Cette basilique est la première en Occident consacrée à la Vierge Mère de Dieu. En y entrant, ma pensée s’est dirigée vers le premier jour de l’an 2000, lorsque le bienheureux Jean-Paul II en ouvrit la Porte Sainte, en confiant l’Année jubilaire à Marie, afin qu’elle veille sur le chemin de ceux qui se reconnaissaient pèlerins de grâce et de miséricorde. Nous-mêmes aujourd’hui, nous n’hésitons pas à nous sentir ainsi, désireux de franchir le seuil de cette «Porte» Très Sainte qu’est le Christ et nous voulons demander à la Vierge Marie de soutenir notre chemin et d’intercéder pour nous. En tant que Fils de Dieu, le Christ est forma de l’homme: il en est la vérité la plus profonde, la sève qui féconde une histoire autrement irrémédiablement compromise. La prière nous aide à reconnaître en Lui le centre de notre vie, à demeurer en sa présence, à conformer notre volonté à la sienne, à faire «tout ce qu’il nous dira» (cf. Jn 2,5), sûrs de sa fidélité. C’est là la tâche essentielle de l’Eglise, couronnée par lui comme épouse mystique, telle que nous la contemplons dans la splendeur de la cuvette de l’abside. Marie en constitue le modèle: c’est elle qui nous tend le miroir où nous sommes invités à reconnaître notre identité. Sa vie est un appel à reconduire notre être intérieur à l’écoute et à l’accueil de la Parole, en parvenant dans la foi à magnifier le Seigneur, devant lequel notre unique possibilité de grandeur est celle qui s’exprime dans l’obéissance filiale: «Qu’il m’advienne selon ta parole» (Lc 1,38). Marie a eu confiance: elle est «bénie» (cf. Lc 1,42), et elle l’est car elle a cru (cf. Lc 1,45), jusqu’à s’être ainsi revêtue du Christ pour entrer dans le «septième jour», participant du repos de Dieu. Les dispositions de son coeur — l’écoute, l’accueil, l’humilité, la fidélité, la louange et l’attente — correspondent aux attitudes intérieures et aux gestes qui façonnent le vie chrétienne. L’Eglise se nourrit d’eux, consciente qu’ils expriment ce que Dieu attend d’elle.

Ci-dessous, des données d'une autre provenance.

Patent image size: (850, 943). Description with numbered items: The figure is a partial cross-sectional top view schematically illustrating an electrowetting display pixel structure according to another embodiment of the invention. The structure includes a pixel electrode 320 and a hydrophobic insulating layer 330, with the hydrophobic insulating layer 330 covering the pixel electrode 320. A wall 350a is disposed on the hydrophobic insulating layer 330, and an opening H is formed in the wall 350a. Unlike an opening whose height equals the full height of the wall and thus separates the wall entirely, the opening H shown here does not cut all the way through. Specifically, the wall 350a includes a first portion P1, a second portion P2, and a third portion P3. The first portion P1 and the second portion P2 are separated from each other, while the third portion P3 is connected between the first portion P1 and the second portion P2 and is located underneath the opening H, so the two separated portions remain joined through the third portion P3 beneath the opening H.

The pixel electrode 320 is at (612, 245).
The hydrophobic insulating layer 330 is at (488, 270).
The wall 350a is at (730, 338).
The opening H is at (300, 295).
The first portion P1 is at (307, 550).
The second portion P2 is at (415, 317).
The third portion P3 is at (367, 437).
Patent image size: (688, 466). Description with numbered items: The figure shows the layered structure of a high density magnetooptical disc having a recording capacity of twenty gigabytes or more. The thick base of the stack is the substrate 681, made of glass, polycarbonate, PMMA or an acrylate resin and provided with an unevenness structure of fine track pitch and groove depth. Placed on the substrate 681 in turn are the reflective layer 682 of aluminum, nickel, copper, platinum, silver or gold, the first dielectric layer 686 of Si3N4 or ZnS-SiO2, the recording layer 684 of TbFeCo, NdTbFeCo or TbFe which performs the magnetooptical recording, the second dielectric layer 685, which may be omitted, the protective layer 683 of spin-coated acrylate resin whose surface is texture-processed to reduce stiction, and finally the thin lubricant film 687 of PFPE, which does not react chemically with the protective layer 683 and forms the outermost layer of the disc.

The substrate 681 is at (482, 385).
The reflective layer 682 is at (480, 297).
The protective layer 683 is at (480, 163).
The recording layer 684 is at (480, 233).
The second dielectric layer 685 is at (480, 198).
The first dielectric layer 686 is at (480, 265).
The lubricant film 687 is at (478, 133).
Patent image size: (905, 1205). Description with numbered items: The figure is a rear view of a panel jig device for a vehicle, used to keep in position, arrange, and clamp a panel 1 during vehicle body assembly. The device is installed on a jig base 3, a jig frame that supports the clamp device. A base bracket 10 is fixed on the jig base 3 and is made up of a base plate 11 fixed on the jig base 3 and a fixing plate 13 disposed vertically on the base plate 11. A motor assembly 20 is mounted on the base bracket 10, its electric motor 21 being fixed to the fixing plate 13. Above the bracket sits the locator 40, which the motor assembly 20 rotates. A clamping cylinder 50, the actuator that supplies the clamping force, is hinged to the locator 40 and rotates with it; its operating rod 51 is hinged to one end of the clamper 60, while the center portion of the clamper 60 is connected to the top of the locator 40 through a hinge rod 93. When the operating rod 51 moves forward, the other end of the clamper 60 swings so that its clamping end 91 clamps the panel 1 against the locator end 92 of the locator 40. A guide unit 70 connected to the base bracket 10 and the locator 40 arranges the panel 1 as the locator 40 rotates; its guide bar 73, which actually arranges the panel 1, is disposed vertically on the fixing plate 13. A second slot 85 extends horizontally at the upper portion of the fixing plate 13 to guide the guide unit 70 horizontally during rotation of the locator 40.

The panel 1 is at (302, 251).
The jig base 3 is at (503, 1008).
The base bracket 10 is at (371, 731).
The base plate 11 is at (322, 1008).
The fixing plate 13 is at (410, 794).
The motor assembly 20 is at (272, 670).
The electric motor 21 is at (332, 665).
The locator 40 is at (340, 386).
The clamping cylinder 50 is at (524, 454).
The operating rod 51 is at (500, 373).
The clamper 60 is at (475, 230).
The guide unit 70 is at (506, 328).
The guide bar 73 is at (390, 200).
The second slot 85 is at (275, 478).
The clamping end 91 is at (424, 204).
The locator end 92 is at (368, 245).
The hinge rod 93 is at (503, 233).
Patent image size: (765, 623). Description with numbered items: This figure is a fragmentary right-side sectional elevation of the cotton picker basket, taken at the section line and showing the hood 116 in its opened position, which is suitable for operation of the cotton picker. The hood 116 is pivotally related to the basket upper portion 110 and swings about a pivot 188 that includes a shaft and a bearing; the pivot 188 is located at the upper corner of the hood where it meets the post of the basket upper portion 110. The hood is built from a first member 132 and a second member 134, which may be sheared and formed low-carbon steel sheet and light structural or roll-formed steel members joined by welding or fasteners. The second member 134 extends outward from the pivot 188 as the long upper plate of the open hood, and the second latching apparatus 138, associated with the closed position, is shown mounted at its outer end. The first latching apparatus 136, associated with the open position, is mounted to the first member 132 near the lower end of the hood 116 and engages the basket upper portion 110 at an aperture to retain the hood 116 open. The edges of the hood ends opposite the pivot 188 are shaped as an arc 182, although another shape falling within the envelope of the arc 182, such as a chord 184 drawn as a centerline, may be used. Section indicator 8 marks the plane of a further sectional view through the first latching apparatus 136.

Sur le panneau de bronze de la Porte Sainte de cette basilique est sculptée la représentation du Concile d’Ephèse. Le bâtiment lui-même, dont le noyau originel remonte au Ve siècle, est lié à cette assemblée oecuménique, célébrée en l’an 431. A Ephèse, l’Eglise unie défendit et confirma pour Marie le titre de Theotókos, Mère de Dieu: titre au contenu christologique, qui renvoie au mystère de l’incarnation et exprime dans le Fils l’unité de la nature humaine avec la nature divine. Du reste, c’est la personne et la vie de Jésus de Nazareth qui éclaire l’Ancien Testament et le visage même de Marie. En elle, on saisit en filigrane le dessein unitaire qui lie les deux Testaments. Dans son aventure personnelle, il y a la synthèse de l’histoire de tout un peuple, qui place l’Eglise en continuité avec l’antique Israël. A l’intérieur de cette perspective reçoivent un sens les histoires particulières, à partir de celle des grandes femmes de l’Ancienne Alliance, dans la vie desquelles est représenté un peuple humilié, battu et déporté. Ce sont elles aussi, toutefois, qui en personnifient l’espérance; elles sont le «reste saint», signe que le projet de Dieu ne demeure pas une idée abstraite, mais trouve une correspondance dans une réponse pure, dans une liberté qui se donne sans restriction, dans un oui qui est un accueil total et un don parfait. Marie en est l’expression la plus élevée. Sur elle, vierge, descend la puissance créatrice de l’Esprit Saint, celui qui «au commencement» couvrait l’abîme informe (cf. Gn Gn 1,1) et grâce auquel Dieu convoqua l’être à partir du néant; l’Esprit qui féconde et façonne la création. En s’ouvrant à son action, Marie engendre le Fils, présence de Dieu qui vient habiter l’histoire et l’ouvre à un commencement nouveau et définitif, qui est une possibilité pour chaque homme de renaître d’en haut, de vivre dans la volonté de Dieu et donc de se réaliser pleinement.